A principal razão para essa distância está nas premissas econômicas. O governo trabalha com crescimento do PIB de 2,5% para 2027, mas a IFI projeta apenas 1,8%. O Boletim Focus, pesquisa do Banco Central com instituições financeiras, aponta crescimento ainda menor, de 1,5%. Na inflação, o governo estima IPCA de 3,6%, enquanto a IFI projeta 4% e o Focus, 4,3%. Na massa salarial, a diferença também é grande: o governo espera alta de 10,1%, e a IFI trabalha com 7,3%.

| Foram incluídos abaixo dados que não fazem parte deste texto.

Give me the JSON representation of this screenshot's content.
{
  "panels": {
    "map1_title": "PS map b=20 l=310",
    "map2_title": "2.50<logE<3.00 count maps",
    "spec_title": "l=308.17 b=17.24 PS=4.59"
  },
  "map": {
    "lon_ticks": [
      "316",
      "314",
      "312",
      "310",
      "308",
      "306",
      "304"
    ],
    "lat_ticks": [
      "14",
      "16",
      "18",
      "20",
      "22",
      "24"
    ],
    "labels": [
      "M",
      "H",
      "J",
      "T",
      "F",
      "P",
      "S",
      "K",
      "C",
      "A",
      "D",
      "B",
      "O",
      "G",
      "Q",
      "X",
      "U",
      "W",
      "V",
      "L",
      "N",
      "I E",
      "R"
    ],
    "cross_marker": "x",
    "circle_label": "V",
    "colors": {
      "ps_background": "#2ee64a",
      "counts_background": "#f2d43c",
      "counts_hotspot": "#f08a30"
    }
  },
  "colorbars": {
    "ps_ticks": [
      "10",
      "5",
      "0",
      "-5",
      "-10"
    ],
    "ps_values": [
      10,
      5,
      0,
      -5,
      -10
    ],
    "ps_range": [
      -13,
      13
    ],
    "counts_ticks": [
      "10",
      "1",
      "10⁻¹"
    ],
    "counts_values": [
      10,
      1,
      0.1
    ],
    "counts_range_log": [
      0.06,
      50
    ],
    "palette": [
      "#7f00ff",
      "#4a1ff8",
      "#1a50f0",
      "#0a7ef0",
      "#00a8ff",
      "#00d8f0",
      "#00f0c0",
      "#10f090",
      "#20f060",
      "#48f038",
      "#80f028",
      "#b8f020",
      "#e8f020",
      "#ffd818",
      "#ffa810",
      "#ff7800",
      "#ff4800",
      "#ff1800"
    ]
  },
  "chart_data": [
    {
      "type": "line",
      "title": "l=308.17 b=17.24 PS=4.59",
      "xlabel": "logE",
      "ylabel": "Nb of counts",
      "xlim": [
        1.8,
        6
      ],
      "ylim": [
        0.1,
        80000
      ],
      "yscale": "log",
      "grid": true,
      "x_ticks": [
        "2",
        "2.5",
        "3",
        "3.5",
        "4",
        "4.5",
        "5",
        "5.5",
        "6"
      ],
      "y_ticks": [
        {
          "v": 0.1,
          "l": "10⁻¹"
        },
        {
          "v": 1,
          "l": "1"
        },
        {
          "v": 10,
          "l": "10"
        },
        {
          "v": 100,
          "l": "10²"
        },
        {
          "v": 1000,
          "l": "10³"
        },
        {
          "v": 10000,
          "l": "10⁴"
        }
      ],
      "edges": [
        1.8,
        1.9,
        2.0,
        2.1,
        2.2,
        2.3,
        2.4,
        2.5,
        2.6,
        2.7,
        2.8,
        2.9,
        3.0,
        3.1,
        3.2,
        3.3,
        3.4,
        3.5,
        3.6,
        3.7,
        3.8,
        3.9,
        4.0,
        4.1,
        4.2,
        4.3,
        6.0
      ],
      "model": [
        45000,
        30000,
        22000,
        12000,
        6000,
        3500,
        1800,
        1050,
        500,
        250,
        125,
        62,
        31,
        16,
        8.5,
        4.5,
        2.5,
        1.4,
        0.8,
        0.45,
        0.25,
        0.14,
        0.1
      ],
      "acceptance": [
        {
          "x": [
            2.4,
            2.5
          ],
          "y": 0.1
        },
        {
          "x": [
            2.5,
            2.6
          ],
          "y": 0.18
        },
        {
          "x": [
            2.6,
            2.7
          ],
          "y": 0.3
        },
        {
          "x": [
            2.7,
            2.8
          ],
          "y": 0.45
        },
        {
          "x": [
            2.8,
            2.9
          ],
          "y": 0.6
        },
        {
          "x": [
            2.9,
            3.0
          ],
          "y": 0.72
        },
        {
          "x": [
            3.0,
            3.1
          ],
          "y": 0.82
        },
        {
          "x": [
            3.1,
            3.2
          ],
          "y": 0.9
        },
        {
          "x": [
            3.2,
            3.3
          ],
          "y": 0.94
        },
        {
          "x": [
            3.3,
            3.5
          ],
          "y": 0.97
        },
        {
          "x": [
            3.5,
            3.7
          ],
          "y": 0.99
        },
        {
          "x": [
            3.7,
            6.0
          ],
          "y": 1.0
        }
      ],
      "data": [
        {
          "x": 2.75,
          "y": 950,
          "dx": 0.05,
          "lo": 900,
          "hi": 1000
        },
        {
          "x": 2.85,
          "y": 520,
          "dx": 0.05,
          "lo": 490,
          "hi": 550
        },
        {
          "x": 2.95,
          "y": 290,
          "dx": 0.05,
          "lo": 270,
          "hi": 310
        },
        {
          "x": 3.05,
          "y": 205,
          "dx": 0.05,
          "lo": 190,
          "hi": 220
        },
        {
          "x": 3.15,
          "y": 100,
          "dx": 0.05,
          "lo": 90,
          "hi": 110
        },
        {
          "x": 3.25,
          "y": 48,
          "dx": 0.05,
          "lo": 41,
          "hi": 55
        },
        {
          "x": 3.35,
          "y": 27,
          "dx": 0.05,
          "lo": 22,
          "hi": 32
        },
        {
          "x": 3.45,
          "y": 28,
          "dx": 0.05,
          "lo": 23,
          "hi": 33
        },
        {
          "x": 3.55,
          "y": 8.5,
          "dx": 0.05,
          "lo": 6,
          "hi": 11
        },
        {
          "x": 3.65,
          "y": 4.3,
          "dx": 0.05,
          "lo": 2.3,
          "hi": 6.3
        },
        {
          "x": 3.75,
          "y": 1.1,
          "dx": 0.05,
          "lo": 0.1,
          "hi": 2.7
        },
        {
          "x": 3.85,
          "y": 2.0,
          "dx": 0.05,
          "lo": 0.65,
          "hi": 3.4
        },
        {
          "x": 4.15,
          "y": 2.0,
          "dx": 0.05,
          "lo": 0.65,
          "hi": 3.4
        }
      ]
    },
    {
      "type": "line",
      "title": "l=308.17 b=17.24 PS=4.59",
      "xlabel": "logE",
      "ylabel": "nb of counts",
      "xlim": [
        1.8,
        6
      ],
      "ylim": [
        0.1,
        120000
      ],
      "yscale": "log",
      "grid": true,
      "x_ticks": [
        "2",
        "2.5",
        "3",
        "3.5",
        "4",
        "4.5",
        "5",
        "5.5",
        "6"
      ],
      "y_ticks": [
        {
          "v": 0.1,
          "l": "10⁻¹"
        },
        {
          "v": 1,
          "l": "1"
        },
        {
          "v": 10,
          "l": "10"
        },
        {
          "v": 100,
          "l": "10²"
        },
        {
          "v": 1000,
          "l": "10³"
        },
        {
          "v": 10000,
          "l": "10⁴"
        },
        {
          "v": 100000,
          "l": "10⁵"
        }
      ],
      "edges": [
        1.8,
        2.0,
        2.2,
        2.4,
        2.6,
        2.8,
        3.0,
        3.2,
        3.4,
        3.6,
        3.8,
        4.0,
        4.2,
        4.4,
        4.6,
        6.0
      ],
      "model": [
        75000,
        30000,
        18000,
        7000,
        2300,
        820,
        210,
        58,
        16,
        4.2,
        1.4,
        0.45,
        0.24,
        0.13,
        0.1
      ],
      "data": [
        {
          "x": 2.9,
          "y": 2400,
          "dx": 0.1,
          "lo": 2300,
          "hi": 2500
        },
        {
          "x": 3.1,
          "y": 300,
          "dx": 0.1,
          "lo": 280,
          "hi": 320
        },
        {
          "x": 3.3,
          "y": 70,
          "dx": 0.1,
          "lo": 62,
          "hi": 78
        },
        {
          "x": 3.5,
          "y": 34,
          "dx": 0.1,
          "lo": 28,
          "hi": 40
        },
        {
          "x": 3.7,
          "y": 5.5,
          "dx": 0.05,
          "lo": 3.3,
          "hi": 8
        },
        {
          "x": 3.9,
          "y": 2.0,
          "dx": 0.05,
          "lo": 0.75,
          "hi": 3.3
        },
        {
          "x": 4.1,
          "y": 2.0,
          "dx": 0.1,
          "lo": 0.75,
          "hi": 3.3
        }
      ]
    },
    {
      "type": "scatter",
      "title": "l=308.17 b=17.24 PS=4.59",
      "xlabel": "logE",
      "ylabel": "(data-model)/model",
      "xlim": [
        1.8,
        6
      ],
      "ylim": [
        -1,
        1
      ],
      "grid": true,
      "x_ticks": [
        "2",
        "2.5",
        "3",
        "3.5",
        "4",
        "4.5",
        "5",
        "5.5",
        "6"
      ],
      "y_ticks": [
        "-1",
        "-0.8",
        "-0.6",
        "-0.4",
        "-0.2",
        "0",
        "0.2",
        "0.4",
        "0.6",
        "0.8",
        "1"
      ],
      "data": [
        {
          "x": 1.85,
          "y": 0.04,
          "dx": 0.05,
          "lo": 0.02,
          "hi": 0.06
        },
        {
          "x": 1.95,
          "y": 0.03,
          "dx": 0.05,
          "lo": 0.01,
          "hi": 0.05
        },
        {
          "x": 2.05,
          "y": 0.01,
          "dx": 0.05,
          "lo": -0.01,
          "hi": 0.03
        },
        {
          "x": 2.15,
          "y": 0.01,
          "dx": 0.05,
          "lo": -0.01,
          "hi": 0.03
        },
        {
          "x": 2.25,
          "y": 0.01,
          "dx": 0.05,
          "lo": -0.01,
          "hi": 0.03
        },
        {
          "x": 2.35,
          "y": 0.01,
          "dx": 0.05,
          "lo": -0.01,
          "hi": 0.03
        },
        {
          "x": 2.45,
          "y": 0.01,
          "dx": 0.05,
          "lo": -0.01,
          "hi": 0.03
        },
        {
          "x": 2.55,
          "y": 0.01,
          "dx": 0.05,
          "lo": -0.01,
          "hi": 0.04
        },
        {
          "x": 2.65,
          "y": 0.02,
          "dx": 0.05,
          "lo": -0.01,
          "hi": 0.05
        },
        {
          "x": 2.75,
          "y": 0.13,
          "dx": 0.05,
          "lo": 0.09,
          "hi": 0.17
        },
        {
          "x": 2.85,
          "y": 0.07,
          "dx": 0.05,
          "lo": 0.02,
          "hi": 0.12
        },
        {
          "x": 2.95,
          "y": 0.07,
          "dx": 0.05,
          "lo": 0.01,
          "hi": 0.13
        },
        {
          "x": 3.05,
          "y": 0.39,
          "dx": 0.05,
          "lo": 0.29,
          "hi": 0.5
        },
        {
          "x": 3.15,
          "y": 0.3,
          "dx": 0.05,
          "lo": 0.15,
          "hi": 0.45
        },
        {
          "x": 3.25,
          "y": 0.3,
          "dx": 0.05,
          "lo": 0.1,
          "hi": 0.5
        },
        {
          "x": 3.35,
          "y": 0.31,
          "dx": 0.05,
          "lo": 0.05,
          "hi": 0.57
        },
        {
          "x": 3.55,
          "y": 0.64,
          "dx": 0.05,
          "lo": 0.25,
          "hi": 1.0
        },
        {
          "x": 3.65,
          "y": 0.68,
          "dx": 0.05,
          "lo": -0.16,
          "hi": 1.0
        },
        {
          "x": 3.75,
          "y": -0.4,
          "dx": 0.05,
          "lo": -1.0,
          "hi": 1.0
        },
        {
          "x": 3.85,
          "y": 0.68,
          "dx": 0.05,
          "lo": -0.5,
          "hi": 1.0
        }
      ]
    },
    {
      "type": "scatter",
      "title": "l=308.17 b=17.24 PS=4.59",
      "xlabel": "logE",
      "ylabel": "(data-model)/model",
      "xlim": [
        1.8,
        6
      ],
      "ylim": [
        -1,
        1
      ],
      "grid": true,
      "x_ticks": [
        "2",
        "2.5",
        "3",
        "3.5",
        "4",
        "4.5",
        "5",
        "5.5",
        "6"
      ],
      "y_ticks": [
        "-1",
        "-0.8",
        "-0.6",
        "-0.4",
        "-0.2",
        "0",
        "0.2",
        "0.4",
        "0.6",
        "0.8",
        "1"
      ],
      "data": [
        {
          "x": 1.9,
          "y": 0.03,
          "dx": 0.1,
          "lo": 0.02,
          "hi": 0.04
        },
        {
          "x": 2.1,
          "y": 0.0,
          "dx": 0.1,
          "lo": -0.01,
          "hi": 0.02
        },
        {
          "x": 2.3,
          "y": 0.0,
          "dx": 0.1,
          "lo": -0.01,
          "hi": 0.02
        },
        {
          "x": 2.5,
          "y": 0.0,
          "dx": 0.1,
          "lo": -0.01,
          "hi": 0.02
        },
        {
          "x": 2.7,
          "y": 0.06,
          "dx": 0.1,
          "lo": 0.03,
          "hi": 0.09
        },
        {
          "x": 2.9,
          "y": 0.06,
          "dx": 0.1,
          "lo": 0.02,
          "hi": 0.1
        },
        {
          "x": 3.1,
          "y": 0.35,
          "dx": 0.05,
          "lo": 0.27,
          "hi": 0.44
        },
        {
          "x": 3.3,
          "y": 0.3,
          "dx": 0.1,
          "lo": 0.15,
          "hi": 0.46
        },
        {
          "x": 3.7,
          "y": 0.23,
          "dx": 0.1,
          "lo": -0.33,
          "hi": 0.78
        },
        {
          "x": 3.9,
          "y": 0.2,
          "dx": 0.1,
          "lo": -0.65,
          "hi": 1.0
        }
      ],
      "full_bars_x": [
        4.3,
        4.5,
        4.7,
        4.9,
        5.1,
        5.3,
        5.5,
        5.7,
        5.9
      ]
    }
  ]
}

Os diretores da IFI, Marcus Pestana e Alexandre Andrade, explicam que quanto menor o crescimento econômico e a massa salarial, menor tende a ser a arrecadação. Nas despesas, as principais divergências estão em gastos previdenciários, BPC, abono salarial, seguro-desemprego e sentenças judiciais. A IFI considera os números do governo "relativamente otimistas" nessas áreas.
Para cumprir a meta fiscal, a instituição calcula que seria necessário um contingenciamento de R$ 35,7 bilhões. Esse valor não inclui uma nova despesa de R$ 33,8 bilhões prevista para o Fundo de Compensação aos Estados, ligada à reforma tributária. O relatório também aponta que os juros altos no Brasil têm relação direta com o risco fiscal do país, e que os precatórios seguem pressionando o Orçamento da União. Os diretores da IFI afirmam que, mesmo que a meta seja cumprida, o resultado fiscal ficará longe do necessário para estabilizar a dívida pública em relação ao PIB.